Ainsi, son parcours au CPCT permet à Gabriel d’éviter une exclusion imminente de son lycée et de mettre au travail la question de sa solitude, radicale quand il vient consulter. Avec l’appui du transfert, il tente d’inventer un lien social à sa mesure, à partir d’un petit dispositif qu’il construit en séances, en s’appuyant sur mes propositions comme autant de points d’appui pour y faire avec l’énigme que représentent pour lui les autres et le monde.
Si on se réfère au DSM 5, référence contemporaine en terme de critères diagnostiques et de références statistiques, on remarque qu’il n’y a pas de maladies de l’être et de la personne, mais plutôt des maladies des relations. Il s’agit d’un monde où, finalement, chacun fait sa petite société. Le problème, c’est comment se connecter aux autres ? On l’entend notamment à partir de ce que véhiculent les réseaux sociaux : « Dis-moi quel est ton profil, combien as-tu d’amis, et je te dirais qui tu es ». Pour Gabriel, c’est très clair, son lien social est le reflet de son compte Facebook : plus il a d’amis qui « like » ses « soluces » de jeux, plus il a l’impression de gagner en popularité et de développer sa « compatibilité » avec d’autres êtres sociaux. Mais derrière l’écran, il y a un sujet profondément désarrimé de l’Autre… C’est cette part qu’accueille et traite la psychanalyse.

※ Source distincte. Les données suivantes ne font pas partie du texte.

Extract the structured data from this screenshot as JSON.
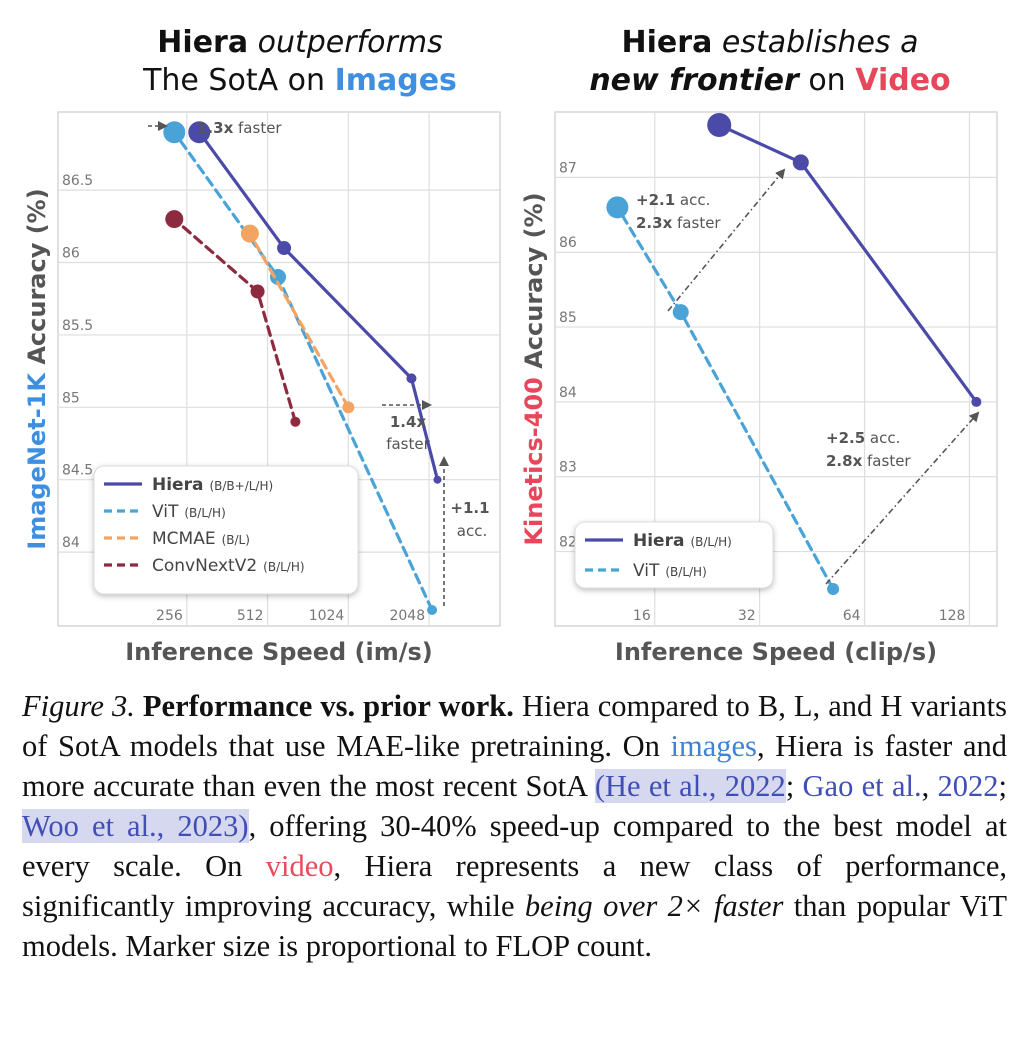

Si à sa création, en 2007, le CPCT Aquitaine se conjuguait au singulier avec le CPCT Rive Droite à Cenon, il est aujourd’hui pluriel avec le CPCT Lien Social, le CLAP et désormais une annexe du CPCT Rive Droite : le CPCT Libourne. Le CPCT Aquitaine fonctionne donc à plusieurs : dans les villes, grâce au soutien des maires et de différentes instances ; par sa gestion interne ; ses intervenants bénévoles et aussi le travail d’élaboration et de formation au sein des groupes cliniques. Une véritable « élaboration à plusieurs » ! C’est sur cette pluralité que les intervenants s’appuient pour transmettre ce qui opère dans un traitement au CPCT. Nous en entendrons quelques exemples au cours de cette journée.